- Inland Revenue released findings from their recent review of FBT
- FBT is a complex tax with a high administrative and compliance burden
- An overhaul is required
Following a recent review by Inland Revenue (IR), the fringe benefit tax (FBT) needs to be retained despite it not being a significant revenue earner.
In fact, FBT revenue is in decline and only accounted for 0.6% of total tax revenue in 2020. Why then is it so important? It serves a wider purpose – to support the tax system as a whole. An integrity measure to ensure that employment remuneration is taxed regardless of whether paid in cash or provided via non-cash benefit.
Yet it is a complex tax with a high administrative and compliance burden. Many submitters to IR felt that the tax had lost “any intuitive connection with remuneration.” IR stated that – it was not clear that FBT is a tax that functions well.
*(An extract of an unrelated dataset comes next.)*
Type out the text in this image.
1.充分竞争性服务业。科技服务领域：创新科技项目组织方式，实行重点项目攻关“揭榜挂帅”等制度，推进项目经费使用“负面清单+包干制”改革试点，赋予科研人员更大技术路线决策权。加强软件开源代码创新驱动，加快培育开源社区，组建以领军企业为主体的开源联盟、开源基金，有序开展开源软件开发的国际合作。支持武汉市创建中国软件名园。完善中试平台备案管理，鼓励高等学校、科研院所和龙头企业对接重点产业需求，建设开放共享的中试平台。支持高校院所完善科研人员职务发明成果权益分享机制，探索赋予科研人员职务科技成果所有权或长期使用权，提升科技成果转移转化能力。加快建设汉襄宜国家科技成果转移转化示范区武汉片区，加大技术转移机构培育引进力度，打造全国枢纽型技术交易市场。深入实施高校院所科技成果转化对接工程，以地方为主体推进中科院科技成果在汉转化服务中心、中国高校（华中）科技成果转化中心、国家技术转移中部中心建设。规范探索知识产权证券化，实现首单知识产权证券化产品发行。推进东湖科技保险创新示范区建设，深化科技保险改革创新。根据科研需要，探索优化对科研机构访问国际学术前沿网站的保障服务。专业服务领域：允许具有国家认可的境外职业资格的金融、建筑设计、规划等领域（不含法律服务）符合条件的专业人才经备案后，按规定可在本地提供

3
There is a clear view by submitters at least that FBT is not complied with by all businesses and that IR need to do more in terms of education and enforcement to ensure a level playing field for all. IR acknowledged that if this perception of non-compliance became intrenched it could undermine the integrity of the tax system and that this risk should be addressed. IR believe that “the use of START will enable a more timely and targeted compliance approach.” Visible policing of non-monetary employer provided benefits would be a great start to allay concerns.
So where to from here?
FBT needs an overhaul. The tax should be simplified and made fit for the future. Given its relatively modest revenue profile, CA ANZ favours a stripped back version that focuses on in-kind remuneration (including where the employee actually derives a benefit) and that strikes a commensurate compliance balance.
The current calculation of FBT on motor vehicles is both complex and onerous with a focus on availability for an employee’s private use. This has led to inefficient and non-commercial practices around travel arrangements that benefits no one, especially the environment. It also fails to recognise the home as a workplace. A simpler (and fairer) approach would be to focus on actual days of private usage.
However Inland Revenue may view simplification as an opportunity to tax availability of all motor vehicles, removing the vexed issue of concessions for work related vehicles.
Greater recognition of employee health and well-being is also needed. At present health insurance and gym or similar memberships are subject to FBT, while other well-being initiatives can be left in no-mans land. Often the “on-premises” exemption is used but is becoming less effective with more employees working from home.
Having a healthy and motived work force (both physically and mentally) makes complete sense from an employer and business perspective, even more so in a labour constrained environment.
The scope of “other benefits” also needs to change. Sending a get well card and flowers to an employee should be viewed as an expression of compassion rather than provision of a fringe benefit.
CA ANZ supports the IR review recommendation that a full policy project be undertaken with the aim of re-establishing the remuneration basis of the tax, modernising FBT and reducing compliance costs including full public consultation, and that current non-compliance should be addressed.
We encourage the Government to add this FBT project to the tax policy work programme when it is next revised.